When I say “bread” I mean the cookie or whatever that ice cream is sandwiched in between.
How To Make Brownie Ice Cream Sandwiches
I love bar cookies because they are a one, maybe two-bowl, dessert that require no fussy shaping or cutting.
Going with the theme of enhancing store-bought ingredients, I made brownie ice cream sandwiches.
Instead of baking this batch of brownies in the usual square pan, I pulled out a jelly roll pan, so my brownies turned out thin.
For ice cream, I used chocolate chip caramel gelato. Why did I pick that flavor?
Honestly, it was because it was on sale! Those pints were one of the fancier brands I would only buy if they had some sort of discount.
So many things go with chocolate from vanilla to nuts to berries to citrus to more chocolate.
This is where you can customize the brownie ice cream sandwiches to whatever you want.
I let the ice cream soften a bit before I spread it on one half of the brownie. Then I carefully placed the other brownie on top. It’s important to freeze the overall ice cream sandwich before cutting it.
Depending how many people you’re trying to serve, you can cut the sandwiches in different sizes.
I started with 12 rectangles and photographed them for the blog that way.
Since I like to have a little bite of dessert after dinner and I wanted the brownie ice cream sandwiches to last longer, I cut them into even smaller bite sizes and stashed them in a storage bag in the freezer.

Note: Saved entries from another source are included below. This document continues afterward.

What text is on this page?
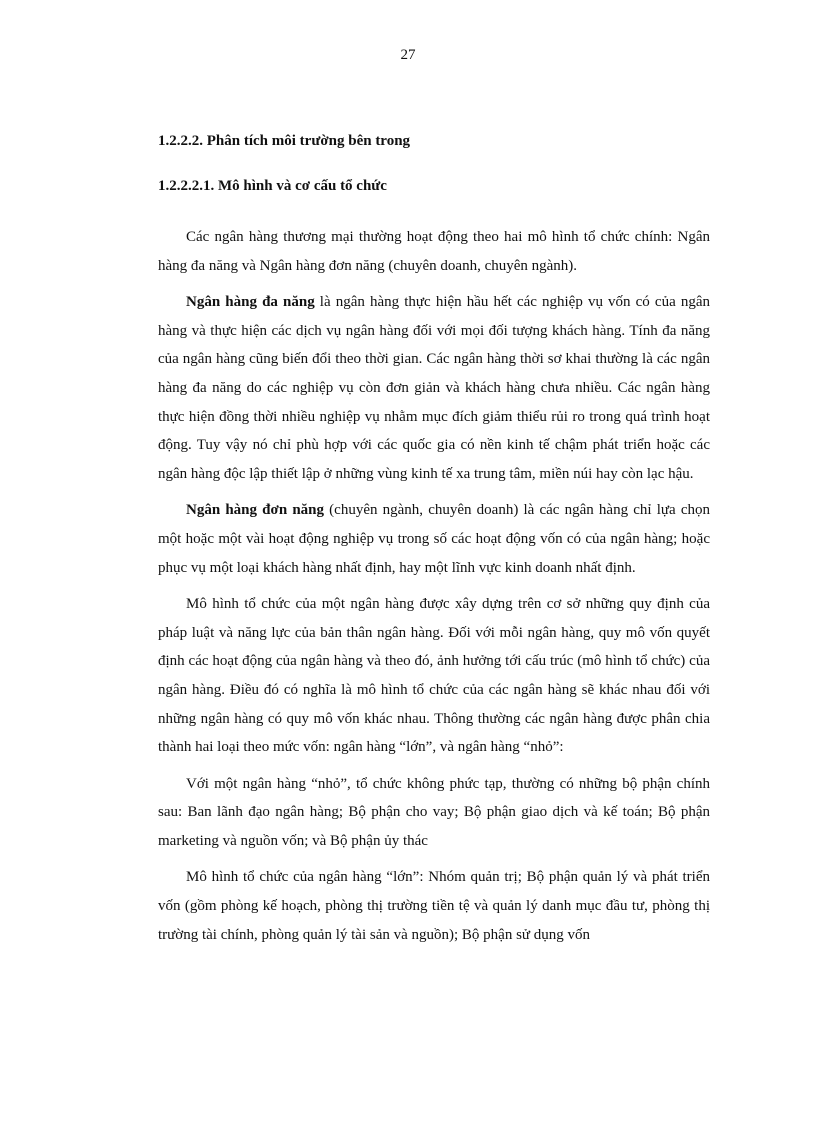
27
1.2.2.2. Phân tích môi trường bên trong
1.2.2.2.1. Mô hình và cơ cấu tổ chức

Các ngân hàng thương mại thường hoạt động theo hai mô hình tổ chức chính: Ngân hàng đa năng và Ngân hàng đơn năng (chuyên doanh, chuyên ngành).

Ngân hàng đa năng là ngân hàng thực hiện hầu hết các nghiệp vụ vốn có của ngân hàng và thực hiện các dịch vụ ngân hàng đối với mọi đối tượng khách hàng. Tính đa năng của ngân hàng cũng biến đổi theo thời gian. Các ngân hàng thời sơ khai thường là các ngân hàng đa năng do các nghiệp vụ còn đơn giản và khách hàng chưa nhiều. Các ngân hàng thực hiện đồng thời nhiều nghiệp vụ nhằm mục đích giảm thiểu rủi ro trong quá trình hoạt động. Tuy vậy nó chỉ phù hợp với các quốc gia có nền kinh tế chậm phát triển hoặc các ngân hàng độc lập thiết lập ở những vùng kinh tế xa trung tâm, miền núi hay còn lạc hậu.

Ngân hàng đơn năng (chuyên ngành, chuyên doanh) là các ngân hàng chỉ lựa chọn một hoặc một vài hoạt động nghiệp vụ trong số các hoạt động vốn có của ngân hàng; hoặc phục vụ một loại khách hàng nhất định, hay một lĩnh vực kinh doanh nhất định.

Mô hình tổ chức của một ngân hàng được xây dựng trên cơ sở những quy định của pháp luật và năng lực của bản thân ngân hàng. Đối với mỗi ngân hàng, quy mô vốn quyết định các hoạt động của ngân hàng và theo đó, ảnh hưởng tới cấu trúc (mô hình tổ chức) của ngân hàng. Điều đó có nghĩa là mô hình tổ chức của các ngân hàng sẽ khác nhau đối với những ngân hàng có quy mô vốn khác nhau. Thông thường các ngân hàng được phân chia thành hai loại theo mức vốn: ngân hàng “lớn”, và ngân hàng “nhỏ”:

Với một ngân hàng “nhỏ”, tổ chức không phức tạp, thường có những bộ phận chính sau: Ban lãnh đạo ngân hàng; Bộ phận cho vay; Bộ phận giao dịch và kế toán; Bộ phận marketing và nguồn vốn; và Bộ phận ủy thác

Mô hình tổ chức của ngân hàng “lớn”: Nhóm quản trị; Bộ phận quản lý và phát triển vốn (gồm phòng kế hoạch, phòng thị trường tiền tệ và quản lý danh mục đầu tư, phòng thị trường tài chính, phòng quản lý tài sản và nguồn); Bộ phận sử dụng vốn
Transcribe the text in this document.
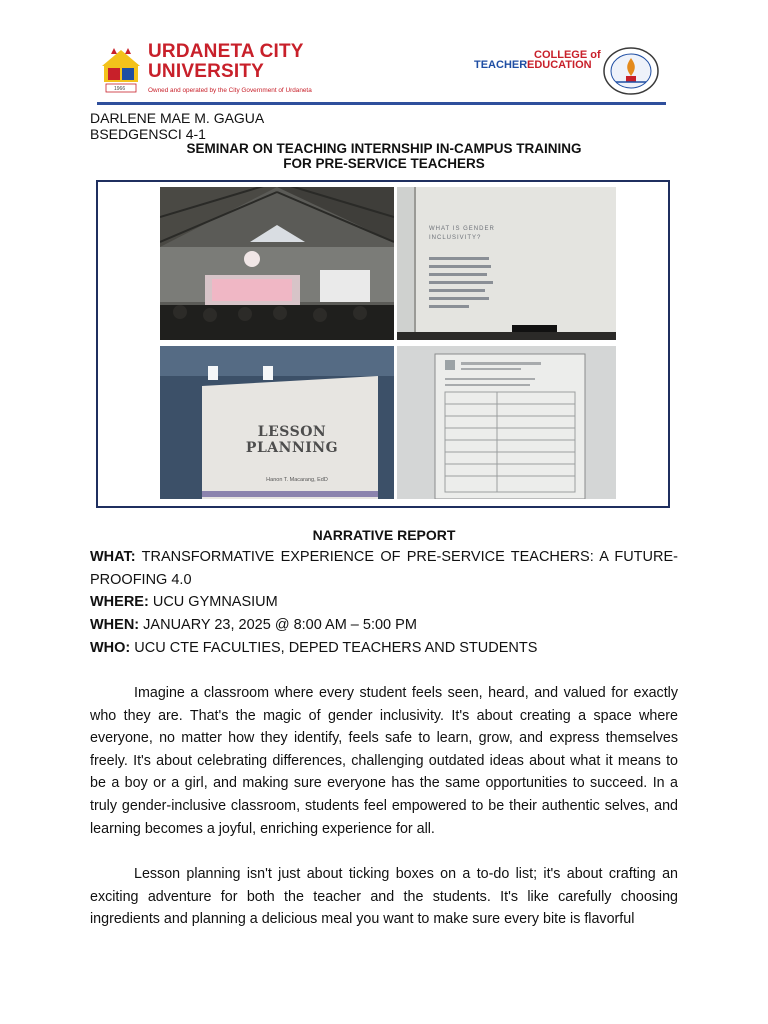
1966
URDANETA CITY
UNIVERSITY
Owned and operated by the City Government of Urdaneta
COLLEGE of
TEACHER EDUCATION
DARLENE MAE M. GAGUA
BSEDGENSCI 4-1
SEMINAR ON TEACHING INTERNSHIP IN-CAMPUS TRAINING
FOR PRE-SERVICE TEACHERS
WHAT IS GENDER INCLUSIVITY?
LESSON PLANNING
Hanon T. Macarang, EdD
NARRATIVE REPORT
WHAT: TRANSFORMATIVE EXPERIENCE OF PRE-SERVICE TEACHERS: A FUTURE-PROOFING 4.0
WHERE: UCU GYMNASIUM
WHEN: JANUARY 23, 2025 @ 8:00 AM – 5:00 PM
WHO: UCU CTE FACULTIES, DEPED TEACHERS AND STUDENTS

Imagine a classroom where every student feels seen, heard, and valued for exactly who they are. That's the magic of gender inclusivity. It's about creating a space where everyone, no matter how they identify, feels safe to learn, grow, and express themselves freely. It's about celebrating differences, challenging outdated ideas about what it means to be a boy or a girl, and making sure everyone has the same opportunities to succeed. In a truly gender-inclusive classroom, students feel empowered to be their authentic selves, and learning becomes a joyful, enriching experience for all.

Lesson planning isn't just about ticking boxes on a to-do list; it's about crafting an exciting adventure for both the teacher and the students. It's like carefully choosing ingredients and planning a delicious meal you want to make sure every bite is flavorful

Dress up store-bought ice cream and make brownie ice cream sandwiches filled with your favorite ice cream flavor like vanilla or strawberry.

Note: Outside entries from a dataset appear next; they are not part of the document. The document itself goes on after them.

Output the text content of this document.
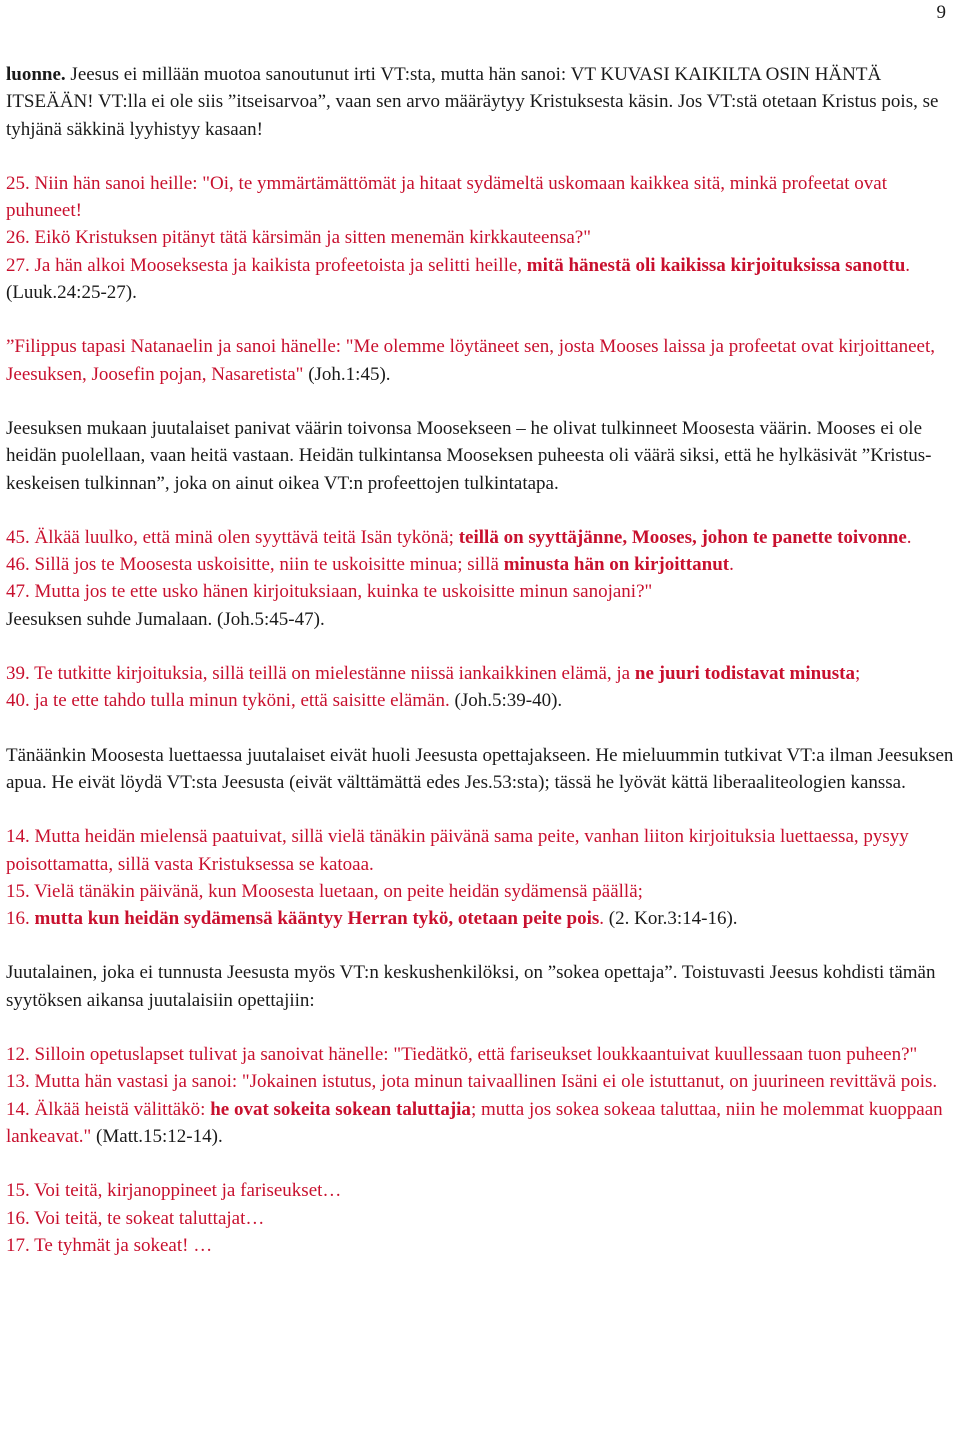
9

luonne. Jeesus ei millään muotoa sanoutunut irti VT:sta, mutta hän sanoi: VT KUVASI KAIKILTA OSIN HÄNTÄ ITSEÄÄN! VT:lla ei ole siis ”itseisarvoa”, vaan sen arvo määräytyy Kristuksesta käsin. Jos VT:stä otetaan Kristus pois, se tyhjänä säkkinä lyyhistyy kasaan!

25. Niin hän sanoi heille: "Oi, te ymmärtämättömät ja hitaat sydämeltä uskomaan kaikkea sitä, minkä profeetat ovat puhuneet!

26. Eikö Kristuksen pitänyt tätä kärsimän ja sitten menemän kirkkauteensa?"

27. Ja hän alkoi Mooseksesta ja kaikista profeetoista ja selitti heille, mitä hänestä oli kaikissa kirjoituksissa sanottu. (Luuk.24:25-27).

”Filippus tapasi Natanaelin ja sanoi hänelle: "Me olemme löytäneet sen, josta Mooses laissa ja profeetat ovat kirjoittaneet, Jeesuksen, Joosefin pojan, Nasaretista" (Joh.1:45).

Jeesuksen mukaan juutalaiset panivat väärin toivonsa Moosekseen – he olivat tulkinneet Moosesta väärin. Mooses ei ole heidän puolellaan, vaan heitä vastaan. Heidän tulkintansa Mooseksen puheesta oli väärä siksi, että he hylkäsivät ”Kristus-keskeisen tulkinnan”, joka on ainut oikea VT:n profeettojen tulkintatapa.

45. Älkää luulko, että minä olen syyttävä teitä Isän tykönä; teillä on syyttäjänne, Mooses, johon te panette toivonne.

46. Sillä jos te Moosesta uskoisitte, niin te uskoisitte minua; sillä minusta hän on kirjoittanut.

47. Mutta jos te ette usko hänen kirjoituksiaan, kuinka te uskoisitte minun sanojani?"

Jeesuksen suhde Jumalaan. (Joh.5:45-47).

39. Te tutkitte kirjoituksia, sillä teillä on mielestänne niissä iankaikkinen elämä, ja ne juuri todistavat minusta;

40. ja te ette tahdo tulla minun tyköni, että saisitte elämän. (Joh.5:39-40).

Tänäänkin Moosesta luettaessa juutalaiset eivät huoli Jeesusta opettajakseen. He mieluummin tutkivat VT:a ilman Jeesuksen apua. He eivät löydä VT:sta Jeesusta (eivät välttämättä edes Jes.53:sta); tässä he lyövät kättä liberaaliteologien kanssa.

14. Mutta heidän mielensä paatuivat, sillä vielä tänäkin päivänä sama peite, vanhan liiton kirjoituksia luettaessa, pysyy poisottamatta, sillä vasta Kristuksessa se katoaa.

15. Vielä tänäkin päivänä, kun Moosesta luetaan, on peite heidän sydämensä päällä;

16. mutta kun heidän sydämensä kääntyy Herran tykö, otetaan peite pois. (2. Kor.3:14-16).

Juutalainen, joka ei tunnusta Jeesusta myös VT:n keskushenkilöksi, on ”sokea opettaja”. Toistuvasti Jeesus kohdisti tämän syytöksen aikansa juutalaisiin opettajiin:

12. Silloin opetuslapset tulivat ja sanoivat hänelle: "Tiedätkö, että fariseukset loukkaantuivat kuullessaan tuon puheen?"

13. Mutta hän vastasi ja sanoi: "Jokainen istutus, jota minun taivaallinen Isäni ei ole istuttanut, on juurineen revittävä pois.

14. Älkää heistä välittäkö: he ovat sokeita sokean taluttajia; mutta jos sokea sokeaa taluttaa, niin he molemmat kuoppaan lankeavat." (Matt.15:12-14).

15. Voi teitä, kirjanoppineet ja fariseukset…

16. Voi teitä, te sokeat taluttajat…

17. Te tyhmät ja sokeat! …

1 stick unsalted butter, melted, plus more for pan
1 cup granulated sugar
2 large eggs
1/2 teaspoon sea salt
1/2 cup all-purpose flour
1/2 cup unsweetened cocoa powder
2 pints ice cream, softened
Preheat the oven to 350 degrees F. Grease a 10-inch by 15-inch jelly roll pan with butter. Line with parchment leaving a 2-inch overhang on the short sides of the pan. Butter the paper.

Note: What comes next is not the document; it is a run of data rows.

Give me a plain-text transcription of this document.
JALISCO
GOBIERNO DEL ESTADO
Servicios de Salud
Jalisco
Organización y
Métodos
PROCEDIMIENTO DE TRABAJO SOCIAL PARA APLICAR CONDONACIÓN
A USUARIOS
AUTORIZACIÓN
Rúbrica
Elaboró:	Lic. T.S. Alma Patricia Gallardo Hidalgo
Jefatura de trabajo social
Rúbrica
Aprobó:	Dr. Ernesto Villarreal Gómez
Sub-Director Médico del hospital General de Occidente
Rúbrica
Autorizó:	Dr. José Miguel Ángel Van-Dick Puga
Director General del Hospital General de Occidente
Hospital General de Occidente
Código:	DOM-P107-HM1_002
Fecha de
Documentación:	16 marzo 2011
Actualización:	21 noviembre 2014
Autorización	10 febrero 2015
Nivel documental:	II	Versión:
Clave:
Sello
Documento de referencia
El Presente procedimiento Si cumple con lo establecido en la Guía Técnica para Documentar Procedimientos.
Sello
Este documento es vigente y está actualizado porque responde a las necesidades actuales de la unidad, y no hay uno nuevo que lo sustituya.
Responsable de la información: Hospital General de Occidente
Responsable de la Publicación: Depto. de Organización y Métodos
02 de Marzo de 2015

In a large bowl, combine the butter and sugar. Beat in the eggs. Stir in the salt, flour and cocoa powder until combined. Pour the batter into the prepared pan and use a spatula to spread into an even layer. Bake for 10-12 minutes until the edges of the brownie release from the pan and it feels dry to the touch. Remove the brownie from the pan using the parchment overhang and transfer to a wire rack to cool completely.
Cut the brownie in half crosswise. Line a sheet pan with plastic wrap and place one brownie half on it. Spread on the ice cream using an offset spatula. Place the other brownie half on top. Wrap in tightly plastic wrap and freeze until firm, at least 2 hours.